Candlesticks are good indicators of market psychology, i.e., the emotions of fear and greed experienced by the buyers and sellers, and the strength of those emotions. This indication is based on the size, color, and location of the candlestick. The color of the candlestick indicates whether bullish or bearish sentiment dominated, with a white or light-colored candlestick indicating that the bulls are in control while a black or dark-colored candlestick indicates that the bears are in control. The only time that the color of the candlestick is not important is when the candlestick is what is called an umbrella line or an inverted umbrella line. These are candlesticks that have a relatively short real body with little or no shadow on the one side and a long shadow on the other side. Examples of umbrella and inverted umbrella lines are: the Hanging Man, the Hammer, the Inverted Hammer, and the Shooting Star.
Size and Color
A white or light-colored, bullish candlestick with no shadows is called a Marubozu and indicate strong bullishness; with the longer the Marubozu candlestick the stronger the bullishness. These candlesticks indicate that the price moved strongly in a predominant direction with little resistance to this movement. A bullish candlestick with a relatively long lower shadow, a relatively small real body and a short or no upper shadow indicates that the buyers were able to drive the price up from the low. This is also a strong bullish candlestick. However, a bullish candlestick with a relatively long upper shadow, a relatively small real body and a short lower shadow indicates that sellers were able to drive the price down from the high but were not able to defeat the buyers. Although this candlestick is bullish, it is weak; and the longer the upper shadow and the smaller the real body, the weaker the candlestick.
A short candlestick with a relatively short real body indicates a lack of real commitment from both the buyers and the seller. The market is in equilibrium with the price not moving significantly in either direction. When a small candlestick appears in an established trend, it is an early indication of weakness in the trend as it shows that the forces driving the trend are beginning to dissipate.
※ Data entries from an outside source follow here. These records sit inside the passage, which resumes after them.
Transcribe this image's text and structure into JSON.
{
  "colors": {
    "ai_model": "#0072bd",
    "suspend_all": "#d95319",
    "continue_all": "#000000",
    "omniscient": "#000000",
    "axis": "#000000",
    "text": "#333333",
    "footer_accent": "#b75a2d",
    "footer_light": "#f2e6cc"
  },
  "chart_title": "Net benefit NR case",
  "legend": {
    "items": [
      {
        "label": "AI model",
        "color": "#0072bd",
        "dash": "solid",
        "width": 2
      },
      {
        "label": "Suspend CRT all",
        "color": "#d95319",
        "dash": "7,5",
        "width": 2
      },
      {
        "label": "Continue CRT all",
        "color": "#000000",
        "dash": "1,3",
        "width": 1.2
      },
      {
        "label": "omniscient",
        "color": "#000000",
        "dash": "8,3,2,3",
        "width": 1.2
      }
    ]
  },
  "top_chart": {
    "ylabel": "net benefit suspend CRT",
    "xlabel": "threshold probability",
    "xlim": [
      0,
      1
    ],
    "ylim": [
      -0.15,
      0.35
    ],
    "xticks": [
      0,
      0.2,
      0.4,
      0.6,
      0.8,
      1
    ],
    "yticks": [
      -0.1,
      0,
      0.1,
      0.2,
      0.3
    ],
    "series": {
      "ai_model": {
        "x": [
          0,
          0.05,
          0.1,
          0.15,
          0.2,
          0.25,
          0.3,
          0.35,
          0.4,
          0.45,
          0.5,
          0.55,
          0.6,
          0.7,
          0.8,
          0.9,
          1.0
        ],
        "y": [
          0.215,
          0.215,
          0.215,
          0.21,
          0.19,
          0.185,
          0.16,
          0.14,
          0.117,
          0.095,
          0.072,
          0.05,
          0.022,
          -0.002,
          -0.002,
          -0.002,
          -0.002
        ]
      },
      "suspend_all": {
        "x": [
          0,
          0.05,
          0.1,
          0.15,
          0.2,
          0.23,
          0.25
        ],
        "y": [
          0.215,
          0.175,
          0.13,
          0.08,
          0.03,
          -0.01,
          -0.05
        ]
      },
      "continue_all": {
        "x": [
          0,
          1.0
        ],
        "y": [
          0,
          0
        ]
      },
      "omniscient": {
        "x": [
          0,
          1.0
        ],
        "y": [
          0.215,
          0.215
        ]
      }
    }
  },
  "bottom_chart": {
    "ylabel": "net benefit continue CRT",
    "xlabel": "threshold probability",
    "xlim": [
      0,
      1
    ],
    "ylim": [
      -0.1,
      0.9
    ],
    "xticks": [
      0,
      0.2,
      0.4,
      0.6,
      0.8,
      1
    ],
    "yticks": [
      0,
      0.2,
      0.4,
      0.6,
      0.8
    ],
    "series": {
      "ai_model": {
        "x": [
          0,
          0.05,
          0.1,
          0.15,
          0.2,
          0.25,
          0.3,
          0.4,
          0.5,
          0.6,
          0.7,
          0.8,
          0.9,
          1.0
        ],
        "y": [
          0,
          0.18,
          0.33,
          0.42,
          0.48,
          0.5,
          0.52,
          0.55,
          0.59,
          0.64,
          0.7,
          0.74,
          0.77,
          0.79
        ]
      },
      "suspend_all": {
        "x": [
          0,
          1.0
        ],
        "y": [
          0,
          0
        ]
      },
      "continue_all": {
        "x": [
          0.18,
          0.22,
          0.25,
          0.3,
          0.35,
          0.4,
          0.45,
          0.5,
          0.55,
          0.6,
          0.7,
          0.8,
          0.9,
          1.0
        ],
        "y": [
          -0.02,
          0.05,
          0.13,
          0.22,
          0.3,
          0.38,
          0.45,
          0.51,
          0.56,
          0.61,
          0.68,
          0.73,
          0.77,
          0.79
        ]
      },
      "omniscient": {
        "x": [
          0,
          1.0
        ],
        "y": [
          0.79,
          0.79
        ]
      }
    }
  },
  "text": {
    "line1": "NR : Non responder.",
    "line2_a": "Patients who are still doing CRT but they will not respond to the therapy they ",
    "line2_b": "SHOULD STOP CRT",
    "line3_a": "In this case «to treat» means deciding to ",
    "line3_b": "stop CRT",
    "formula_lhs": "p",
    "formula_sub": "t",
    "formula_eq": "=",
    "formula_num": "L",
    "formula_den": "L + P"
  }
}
A series of increasingly shorter candlesticks in the direction of the trend is also an early sign of a weakening of the trend.
Length of Location of Shadows
The shadows or wicks of the candlestick also indicate bullishness or bearishness, with long lower shadows being bullish and long upper shadows being bearish. The long lower shadow indicates that the underlying instrument sold off sharply during the session but then demand returned, forcing the price to bounce back up to close significantly off the low for that period. This is a bullish signal that becomes stronger when the lower shadow is longer. Conversely for the long upper shadow, which indicates that the underlying instrument rallied strongly during the session but then sold-off sharply to close well off of the high for that period. This has bearish implications that becomes stronger when the upper shadow is longer.
Some candlesticks may have relatively long shadows at both ends, making it a Spinning Top, or a Long-Legged Doji, depending on the length of the candlestick's real body. Here the long shadows would negate each other and would convey a moment of indecision.
Location on the Chart
A series of light-colored candlesticks with expanding real bodies may appear bullish but its location (where it appears on the chart) may convey caution. Obviously, strong bullish candlesticks on a downtrend indicate an upsurge in demand which will result in a trend reversal. A series of strong, bullish candlesticks early in the development of an uptrend would indicate that the uptrend is still strong and will not be ending anytime soon as it is gaining in momentum. However, a series of light-colored candlesticks with expanding real bodies in an extended uptrend might be an early warning that the uptrend is nearing an end. In an extended uptrend, bullish candlesticks with large real bodies that are expanding in size may indicate panic and a rush by traders to liquidate their short positions rather than continuing demand. Traders who held on to their short positions in the hope that the uptrend would eventually reverse may have begun to panic as the uptrend extended longer that they could hold their nerve. As these traders rush to cover their short positions, they would push the price up without there being real demand for the underlying security.